Please see the articles we have published on the Oral Motor Institute website.
3 thoughts on “Evidence-Based Practice and Oral Motor Research”
Are there any studies that prove the effectiveness of oral motor exercises specifically for articulation? I have several professors that have said such studies do not exist. If there are valid studies, please let me know, and I will share them with my professor and peers. I looked at the link provided, but there is a lot to sort though, and I did not see any EBP studies directed toward articulation.
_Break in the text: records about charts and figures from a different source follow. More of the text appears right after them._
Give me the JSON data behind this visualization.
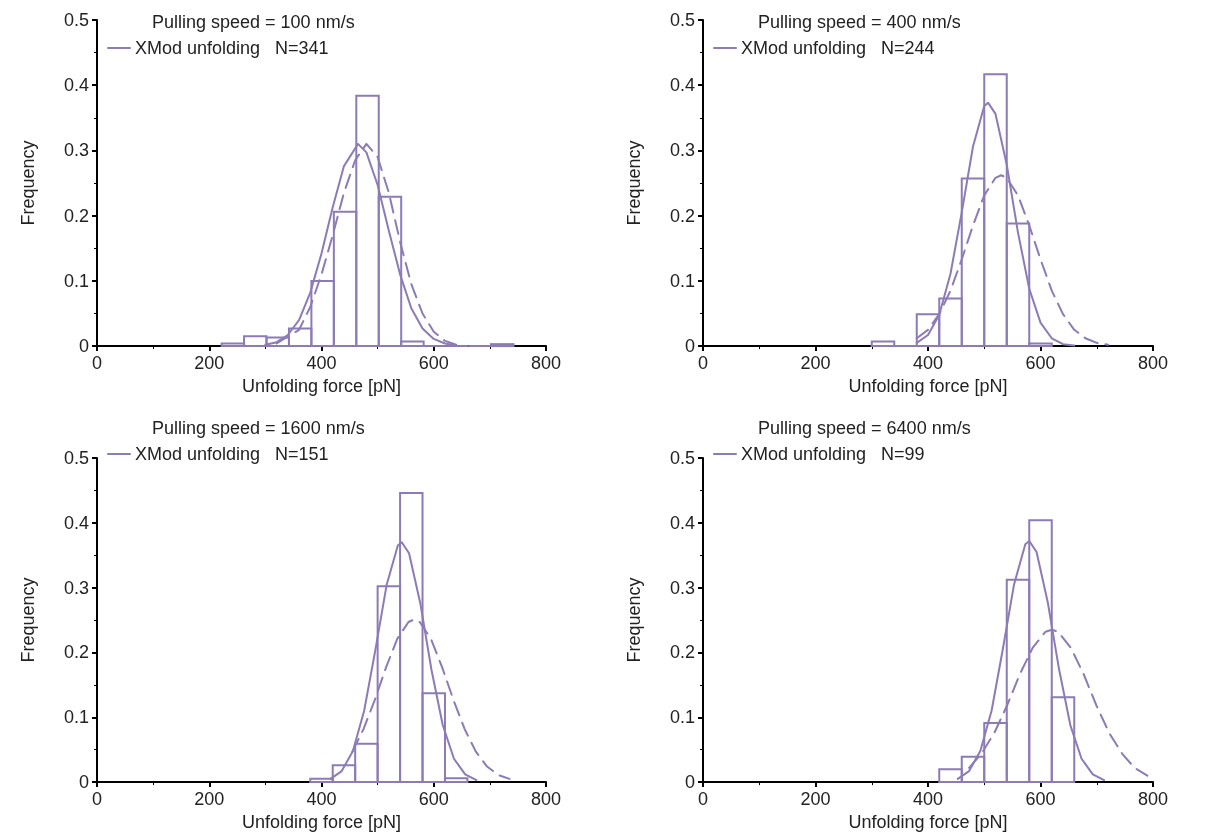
{
  "chart_data": [
    {
      "type": "histogram",
      "title": "Pulling speed = 100 nm/s",
      "xlabel": "Unfolding force [pN]",
      "ylabel": "Frequency",
      "color": "#8c7bb5",
      "bins": [
        222,
        262,
        302,
        342,
        382,
        422,
        462,
        502,
        542,
        582,
        622,
        662,
        702,
        742
      ],
      "values": [
        0.004,
        0.015,
        0.013,
        0.027,
        0.1,
        0.206,
        0.384,
        0.229,
        0.007,
        0,
        0,
        0,
        0.003
      ],
      "series": [
        {
          "type": "line",
          "name": "XMod unfolding   N=341",
          "color": "#8c7bb5",
          "x": [
            300,
            320,
            340,
            360,
            380,
            400,
            420,
            440,
            465,
            480,
            500,
            520,
            540,
            560,
            580,
            600,
            620,
            640
          ],
          "values": [
            0.002,
            0.006,
            0.017,
            0.04,
            0.082,
            0.142,
            0.213,
            0.276,
            0.31,
            0.297,
            0.247,
            0.177,
            0.11,
            0.058,
            0.027,
            0.011,
            0.004,
            0.001
          ]
        },
        {
          "type": "line",
          "line_style": "dashed",
          "color": "#8c7bb5",
          "x": [
            320,
            360,
            380,
            400,
            420,
            440,
            460,
            480,
            500,
            520,
            540,
            560,
            580,
            600,
            620,
            640
          ],
          "values": [
            0.004,
            0.025,
            0.06,
            0.11,
            0.17,
            0.235,
            0.285,
            0.31,
            0.29,
            0.235,
            0.16,
            0.095,
            0.05,
            0.022,
            0.008,
            0.002
          ]
        }
      ],
      "xlim": [
        0,
        800
      ],
      "xticks": [
        0,
        200,
        400,
        600,
        800
      ],
      "ylim": [
        0,
        0.5
      ],
      "yticks": [
        0,
        0.1,
        0.2,
        0.3,
        0.4,
        0.5
      ],
      "legend": "top left",
      "marker": "none",
      "grid": false
    },
    {
      "type": "histogram",
      "title": "Pulling speed = 400 nm/s",
      "xlabel": "Unfolding force [pN]",
      "ylabel": "Frequency",
      "color": "#8c7bb5",
      "bins": [
        300,
        340,
        380,
        420,
        460,
        500,
        540,
        580,
        620
      ],
      "values": [
        0.007,
        0,
        0.049,
        0.073,
        0.257,
        0.417,
        0.188,
        0.004
      ],
      "series": [
        {
          "type": "line",
          "name": "XMod unfolding   N=244",
          "color": "#8c7bb5",
          "x": [
            380,
            400,
            420,
            440,
            460,
            480,
            500,
            507,
            520,
            540,
            560,
            580,
            600,
            620,
            640,
            660
          ],
          "values": [
            0.005,
            0.017,
            0.048,
            0.111,
            0.205,
            0.306,
            0.368,
            0.373,
            0.356,
            0.278,
            0.174,
            0.088,
            0.036,
            0.012,
            0.003,
            0.001
          ]
        },
        {
          "type": "line",
          "line_style": "dashed",
          "color": "#8c7bb5",
          "x": [
            380,
            400,
            420,
            440,
            460,
            480,
            500,
            520,
            530,
            540,
            560,
            580,
            600,
            620,
            640,
            660,
            680,
            700,
            720
          ],
          "values": [
            0.012,
            0.025,
            0.049,
            0.085,
            0.133,
            0.185,
            0.231,
            0.258,
            0.262,
            0.258,
            0.231,
            0.185,
            0.133,
            0.085,
            0.049,
            0.025,
            0.012,
            0.005,
            0.002
          ]
        }
      ],
      "xlim": [
        0,
        800
      ],
      "xticks": [
        0,
        200,
        400,
        600,
        800
      ],
      "ylim": [
        0,
        0.5
      ],
      "yticks": [
        0,
        0.1,
        0.2,
        0.3,
        0.4,
        0.5
      ],
      "legend": "top left",
      "marker": "none",
      "grid": false
    },
    {
      "type": "histogram",
      "title": "Pulling speed = 1600 nm/s",
      "xlabel": "Unfolding force [pN]",
      "ylabel": "Frequency",
      "color": "#8c7bb5",
      "bins": [
        380,
        420,
        460,
        500,
        540,
        580,
        620,
        660
      ],
      "values": [
        0.005,
        0.026,
        0.059,
        0.302,
        0.446,
        0.137,
        0.006
      ],
      "series": [
        {
          "type": "line",
          "name": "XMod unfolding   N=151",
          "color": "#8c7bb5",
          "x": [
            416,
            436,
            456,
            476,
            496,
            516,
            536,
            543,
            556,
            576,
            596,
            616,
            636,
            656,
            676
          ],
          "values": [
            0.005,
            0.017,
            0.048,
            0.11,
            0.204,
            0.304,
            0.365,
            0.37,
            0.353,
            0.276,
            0.173,
            0.088,
            0.036,
            0.012,
            0.003
          ]
        },
        {
          "type": "line",
          "line_style": "dashed",
          "color": "#8c7bb5",
          "x": [
            455,
            475,
            495,
            515,
            535,
            555,
            565,
            575,
            595,
            615,
            635,
            655,
            675,
            695,
            715,
            735
          ],
          "values": [
            0.047,
            0.082,
            0.127,
            0.177,
            0.221,
            0.247,
            0.251,
            0.247,
            0.221,
            0.177,
            0.127,
            0.082,
            0.047,
            0.024,
            0.011,
            0.005
          ]
        }
      ],
      "xlim": [
        0,
        800
      ],
      "xticks": [
        0,
        200,
        400,
        600,
        800
      ],
      "ylim": [
        0,
        0.5
      ],
      "yticks": [
        0,
        0.1,
        0.2,
        0.3,
        0.4,
        0.5
      ],
      "legend": "top left",
      "marker": "none",
      "grid": false
    },
    {
      "type": "histogram",
      "title": "Pulling speed = 6400 nm/s",
      "xlabel": "Unfolding force [pN]",
      "ylabel": "Frequency",
      "color": "#8c7bb5",
      "bins": [
        420,
        460,
        500,
        540,
        580,
        620,
        660
      ],
      "values": [
        0.02,
        0.039,
        0.091,
        0.312,
        0.404,
        0.131
      ],
      "series": [
        {
          "type": "line",
          "name": "XMod unfolding   N=99",
          "color": "#8c7bb5",
          "x": [
            453,
            473,
            493,
            513,
            533,
            553,
            573,
            580,
            593,
            613,
            633,
            653,
            673,
            693,
            713
          ],
          "values": [
            0.005,
            0.017,
            0.048,
            0.11,
            0.205,
            0.305,
            0.367,
            0.372,
            0.355,
            0.277,
            0.174,
            0.088,
            0.036,
            0.012,
            0.003
          ]
        },
        {
          "type": "line",
          "line_style": "dashed",
          "color": "#8c7bb5",
          "x": [
            473,
            495,
            518,
            541,
            563,
            586,
            609,
            620,
            631,
            654,
            677,
            699,
            722,
            745,
            767,
            790
          ],
          "values": [
            0.022,
            0.044,
            0.076,
            0.119,
            0.166,
            0.207,
            0.232,
            0.235,
            0.232,
            0.207,
            0.166,
            0.119,
            0.076,
            0.044,
            0.022,
            0.01
          ]
        }
      ],
      "xlim": [
        0,
        800
      ],
      "xticks": [
        0,
        200,
        400,
        600,
        800
      ],
      "ylim": [
        0,
        0.5
      ],
      "yticks": [
        0,
        0.1,
        0.2,
        0.3,
        0.4,
        0.5
      ],
      "legend": "top left",
      "marker": "none",
      "grid": false
    }
  ]
}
Perhaps these notes will help-
1. Please read everything I have posted on this blog about the EBP. There is no such thing as an “EBP study.” There is EVIDENCE that one uses to create a PRACTICE. An “evidence-based practice” is a goal. One desires to engage in an “evidence-based practice.” An “evidence-based practice” is one in which one makes clinical decisions based on EVIDENCE. But that EVIDENCE does NOT only come from the research lab- which is what your professors are insisting. There are millions of things that SLPs do everyday for which there is NO LABORATORY EVIDENCE, i.e., no empirical research. For example, we ask kids to sit still in therapy yet there is no empirical evidence that asking kids to sit still will improve their speaking skills. Therapists (like me) gather evidence from more that the laboratory– from at least three sources— LABORATORY RESEARCH, CLINICAL EXPERIENCE, and WHAT PROVES TO WORK WITH THE CLINET AT HAND.
2. Your professors are saying that there is no evidence that wagging the tongue left and right, or puckering the lips 15 times in a row, or blowing a horn will cause phonemes to improve. THEY ARE RIGHT. But that is not what “oral-motor therapy” or “oral-motor treatment” or “oral-motor techniques” are.
3. You have a lot of reading to do to catch up with this area. There is 40 years+ of CLINICAL WORK behind this concept, and to be honest, very few professors know what they are talking about in this matter. ORAL-MOTOR is simply a process of facilitating better jaw, lip, cheek, and tongue movements for speech. There are hundreds of ways of going about it. Even Van Riper used these methods. Please use my Blog posts and the articles posted on the Oral Motor Institute website to help you start to get hold of this concept. You have grabbed a very big tiger by the tail.
Greg Lof has written about a review of the research on oral motor exercises and how they are related to improving speech, specifically. He found that …sucking helps sucking, licking helps licking, and talking helps talking! Sucking and licking don’t help talking. Most kids need to work on Coordinating their articulators, not strengthening.